Selasa 24 Jul 2018 18:41 WIB

Pengamat: Putusan MK Tata Kembali Sistem Legislasi

MK memutus anggota DPD tidak boleh diisi oleh pengurus partai politik.

Ketua Majelis Hakim Mahkamah Konstitusi (MK) Anwar Usman (tengah) didampingi Majelis Hakim MK Saldi Isra (kanan) dan Aswanto (kiri) memimpin sidang pembacaan putusan di ruang sidang pleno Gedung MK, Jakarta, Senin (23/7).
Foto: Antara/Dhemas Reviyanto
Ketua Majelis Hakim Mahkamah Konstitusi (MK) Anwar Usman (tengah) didampingi Majelis Hakim MK Saldi Isra (kanan) dan Aswanto (kiri) memimpin sidang pembacaan putusan di ruang sidang pleno Gedung MK, Jakarta, Senin (23/7).

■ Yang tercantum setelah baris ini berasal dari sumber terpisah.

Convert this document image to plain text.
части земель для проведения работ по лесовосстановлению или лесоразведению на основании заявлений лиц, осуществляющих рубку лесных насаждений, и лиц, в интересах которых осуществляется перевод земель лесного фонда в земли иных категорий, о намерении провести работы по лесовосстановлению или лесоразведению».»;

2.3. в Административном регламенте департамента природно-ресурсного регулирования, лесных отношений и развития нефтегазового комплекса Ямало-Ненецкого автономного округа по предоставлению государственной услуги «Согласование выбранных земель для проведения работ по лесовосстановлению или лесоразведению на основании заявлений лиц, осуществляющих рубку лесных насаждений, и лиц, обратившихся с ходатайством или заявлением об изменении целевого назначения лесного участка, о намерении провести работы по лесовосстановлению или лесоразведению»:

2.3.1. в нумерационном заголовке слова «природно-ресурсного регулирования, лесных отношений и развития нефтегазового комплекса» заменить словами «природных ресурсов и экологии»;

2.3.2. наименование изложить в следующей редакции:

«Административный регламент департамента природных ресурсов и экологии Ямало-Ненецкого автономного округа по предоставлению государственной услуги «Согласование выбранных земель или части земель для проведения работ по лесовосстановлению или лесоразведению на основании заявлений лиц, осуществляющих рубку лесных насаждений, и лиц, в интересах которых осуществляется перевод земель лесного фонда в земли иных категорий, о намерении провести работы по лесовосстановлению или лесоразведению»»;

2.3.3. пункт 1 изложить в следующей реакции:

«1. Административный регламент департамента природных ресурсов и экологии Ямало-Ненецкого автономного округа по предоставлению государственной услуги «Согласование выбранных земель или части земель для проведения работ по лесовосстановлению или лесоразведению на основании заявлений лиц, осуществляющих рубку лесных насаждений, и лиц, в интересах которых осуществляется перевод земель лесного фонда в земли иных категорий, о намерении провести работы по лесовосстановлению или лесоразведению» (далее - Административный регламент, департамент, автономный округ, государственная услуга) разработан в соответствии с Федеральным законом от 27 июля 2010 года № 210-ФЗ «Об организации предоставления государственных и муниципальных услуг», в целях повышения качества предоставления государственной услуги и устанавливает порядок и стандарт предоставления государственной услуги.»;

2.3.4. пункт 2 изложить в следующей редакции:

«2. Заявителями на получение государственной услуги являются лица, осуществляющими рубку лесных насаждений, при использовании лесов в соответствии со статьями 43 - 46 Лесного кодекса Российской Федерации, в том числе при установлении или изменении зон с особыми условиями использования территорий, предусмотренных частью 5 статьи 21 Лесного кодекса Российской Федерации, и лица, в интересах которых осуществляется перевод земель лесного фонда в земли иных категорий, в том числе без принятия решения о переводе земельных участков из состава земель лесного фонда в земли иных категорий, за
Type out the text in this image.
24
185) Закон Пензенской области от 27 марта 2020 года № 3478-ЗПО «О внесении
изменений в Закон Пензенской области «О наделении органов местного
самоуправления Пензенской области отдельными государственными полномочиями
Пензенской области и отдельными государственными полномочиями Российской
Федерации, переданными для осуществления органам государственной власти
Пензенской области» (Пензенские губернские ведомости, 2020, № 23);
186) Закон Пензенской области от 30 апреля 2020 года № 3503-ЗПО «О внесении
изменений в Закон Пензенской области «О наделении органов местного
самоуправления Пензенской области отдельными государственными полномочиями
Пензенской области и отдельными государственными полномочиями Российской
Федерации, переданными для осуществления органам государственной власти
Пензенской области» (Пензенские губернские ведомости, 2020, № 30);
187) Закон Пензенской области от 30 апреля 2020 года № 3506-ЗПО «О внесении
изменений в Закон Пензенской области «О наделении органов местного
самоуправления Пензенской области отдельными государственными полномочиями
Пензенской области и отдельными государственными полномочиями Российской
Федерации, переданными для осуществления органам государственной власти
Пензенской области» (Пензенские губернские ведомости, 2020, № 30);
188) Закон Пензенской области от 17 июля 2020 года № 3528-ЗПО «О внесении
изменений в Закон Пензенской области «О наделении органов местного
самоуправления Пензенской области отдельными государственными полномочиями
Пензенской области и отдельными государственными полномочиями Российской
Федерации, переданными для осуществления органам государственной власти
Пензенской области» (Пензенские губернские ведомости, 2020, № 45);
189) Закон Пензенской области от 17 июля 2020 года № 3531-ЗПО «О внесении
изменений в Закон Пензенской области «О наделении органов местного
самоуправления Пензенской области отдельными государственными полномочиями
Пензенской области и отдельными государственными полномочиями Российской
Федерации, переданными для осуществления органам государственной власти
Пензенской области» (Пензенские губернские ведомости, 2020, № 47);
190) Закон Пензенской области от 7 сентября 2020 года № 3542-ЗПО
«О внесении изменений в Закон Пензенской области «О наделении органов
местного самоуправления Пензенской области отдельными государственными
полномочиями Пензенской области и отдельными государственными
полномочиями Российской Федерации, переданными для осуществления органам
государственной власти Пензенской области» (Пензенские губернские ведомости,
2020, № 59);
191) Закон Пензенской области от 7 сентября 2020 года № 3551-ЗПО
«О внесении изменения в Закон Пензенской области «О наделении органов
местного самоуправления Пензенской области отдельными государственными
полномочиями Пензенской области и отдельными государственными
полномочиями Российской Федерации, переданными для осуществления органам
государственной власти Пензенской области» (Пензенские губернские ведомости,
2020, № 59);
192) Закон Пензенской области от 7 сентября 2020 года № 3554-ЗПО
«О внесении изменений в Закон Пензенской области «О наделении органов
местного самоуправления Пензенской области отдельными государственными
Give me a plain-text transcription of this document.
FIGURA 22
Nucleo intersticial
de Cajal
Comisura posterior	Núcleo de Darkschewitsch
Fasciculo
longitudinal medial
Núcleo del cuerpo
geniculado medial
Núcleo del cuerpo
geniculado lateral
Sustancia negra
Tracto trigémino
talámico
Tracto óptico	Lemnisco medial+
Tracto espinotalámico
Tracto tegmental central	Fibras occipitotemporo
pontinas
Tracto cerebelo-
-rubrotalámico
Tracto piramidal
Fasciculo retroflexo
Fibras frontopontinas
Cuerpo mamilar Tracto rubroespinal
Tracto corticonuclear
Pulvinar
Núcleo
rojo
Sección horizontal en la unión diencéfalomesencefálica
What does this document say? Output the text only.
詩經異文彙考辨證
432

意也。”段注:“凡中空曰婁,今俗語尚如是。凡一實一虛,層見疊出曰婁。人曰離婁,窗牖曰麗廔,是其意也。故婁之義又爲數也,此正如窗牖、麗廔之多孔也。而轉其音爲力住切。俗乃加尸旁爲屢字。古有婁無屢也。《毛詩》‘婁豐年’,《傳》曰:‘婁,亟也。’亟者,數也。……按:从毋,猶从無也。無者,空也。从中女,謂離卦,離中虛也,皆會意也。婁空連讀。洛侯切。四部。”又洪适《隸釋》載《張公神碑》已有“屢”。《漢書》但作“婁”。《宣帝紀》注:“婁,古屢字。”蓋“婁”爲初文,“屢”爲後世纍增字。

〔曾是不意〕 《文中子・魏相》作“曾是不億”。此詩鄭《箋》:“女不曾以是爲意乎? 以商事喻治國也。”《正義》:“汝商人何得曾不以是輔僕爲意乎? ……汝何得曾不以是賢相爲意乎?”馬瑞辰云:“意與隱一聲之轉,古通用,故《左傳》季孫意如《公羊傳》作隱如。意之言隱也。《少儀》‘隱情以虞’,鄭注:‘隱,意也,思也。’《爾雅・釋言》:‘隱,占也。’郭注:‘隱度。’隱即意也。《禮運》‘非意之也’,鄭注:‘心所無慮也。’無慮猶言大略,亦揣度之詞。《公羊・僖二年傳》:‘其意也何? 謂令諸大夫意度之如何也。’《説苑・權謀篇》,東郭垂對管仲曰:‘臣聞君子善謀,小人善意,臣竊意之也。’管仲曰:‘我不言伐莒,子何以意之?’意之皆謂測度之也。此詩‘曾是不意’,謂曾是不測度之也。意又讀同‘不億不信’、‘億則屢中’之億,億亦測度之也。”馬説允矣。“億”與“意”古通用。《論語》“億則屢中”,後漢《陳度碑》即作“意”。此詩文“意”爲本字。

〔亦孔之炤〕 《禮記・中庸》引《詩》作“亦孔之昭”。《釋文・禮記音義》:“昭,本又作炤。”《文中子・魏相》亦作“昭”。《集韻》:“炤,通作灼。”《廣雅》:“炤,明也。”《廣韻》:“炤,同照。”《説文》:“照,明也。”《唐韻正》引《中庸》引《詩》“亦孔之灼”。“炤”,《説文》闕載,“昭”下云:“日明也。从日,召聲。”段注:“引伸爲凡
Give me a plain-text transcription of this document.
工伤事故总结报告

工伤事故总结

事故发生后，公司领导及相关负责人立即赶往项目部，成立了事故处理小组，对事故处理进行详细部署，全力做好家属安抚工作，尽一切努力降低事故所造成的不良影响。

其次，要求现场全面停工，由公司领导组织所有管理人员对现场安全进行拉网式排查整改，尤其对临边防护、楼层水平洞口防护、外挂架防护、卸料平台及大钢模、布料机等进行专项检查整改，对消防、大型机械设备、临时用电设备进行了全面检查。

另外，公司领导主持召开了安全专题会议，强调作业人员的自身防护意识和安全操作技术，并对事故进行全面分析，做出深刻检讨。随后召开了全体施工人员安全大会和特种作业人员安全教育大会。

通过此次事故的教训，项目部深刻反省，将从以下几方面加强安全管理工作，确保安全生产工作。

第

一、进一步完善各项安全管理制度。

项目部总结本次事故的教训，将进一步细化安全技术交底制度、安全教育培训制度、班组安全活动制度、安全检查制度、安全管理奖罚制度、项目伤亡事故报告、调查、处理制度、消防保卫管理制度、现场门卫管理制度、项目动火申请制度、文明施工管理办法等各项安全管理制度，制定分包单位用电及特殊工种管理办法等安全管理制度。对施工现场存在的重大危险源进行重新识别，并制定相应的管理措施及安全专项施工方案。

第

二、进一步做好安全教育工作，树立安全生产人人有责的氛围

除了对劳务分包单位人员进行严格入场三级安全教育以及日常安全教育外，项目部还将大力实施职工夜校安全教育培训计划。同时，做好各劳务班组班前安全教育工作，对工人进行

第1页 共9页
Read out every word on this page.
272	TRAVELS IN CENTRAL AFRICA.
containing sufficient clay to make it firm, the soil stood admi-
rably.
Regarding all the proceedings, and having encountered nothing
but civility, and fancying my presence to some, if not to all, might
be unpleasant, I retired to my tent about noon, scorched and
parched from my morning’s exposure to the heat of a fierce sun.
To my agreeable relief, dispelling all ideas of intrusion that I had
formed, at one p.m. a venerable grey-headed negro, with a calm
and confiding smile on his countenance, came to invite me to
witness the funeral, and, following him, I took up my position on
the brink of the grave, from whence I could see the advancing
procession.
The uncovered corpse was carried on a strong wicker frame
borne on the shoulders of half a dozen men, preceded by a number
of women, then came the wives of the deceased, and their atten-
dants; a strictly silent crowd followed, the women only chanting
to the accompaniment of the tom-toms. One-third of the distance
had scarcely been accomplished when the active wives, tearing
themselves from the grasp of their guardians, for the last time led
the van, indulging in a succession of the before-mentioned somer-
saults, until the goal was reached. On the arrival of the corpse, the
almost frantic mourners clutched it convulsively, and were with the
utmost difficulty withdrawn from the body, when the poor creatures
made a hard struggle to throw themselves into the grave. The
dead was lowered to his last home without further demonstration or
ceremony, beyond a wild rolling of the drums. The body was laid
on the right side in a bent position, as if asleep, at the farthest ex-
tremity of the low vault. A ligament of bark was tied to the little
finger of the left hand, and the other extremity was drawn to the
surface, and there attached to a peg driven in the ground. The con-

REPUBLIKA.CO.ID, JAKARTA -- Pengamat politik Universitas Al Azhar, Ujang Komaruddin, mengapresiasi putusan Mahkamah Konstitusi (MK) terkait calon anggota DPD. MK melarang Dewan Perwakilan Daerah (DPD) diisi pengurus partai politik (parpol).

Ujang menilai putusan itu merupakan wujud penataan kembali sistem legislasi di Indonesia agar lembaga tersebut bersih dari kepentingan politik parpol. "Di negara manapun, senator itu non-partisan karena itu ada kepentingan tertentu ketika orang parpol mau masuk DPD," kata Ujang di Jakarta, Selasa (24/7).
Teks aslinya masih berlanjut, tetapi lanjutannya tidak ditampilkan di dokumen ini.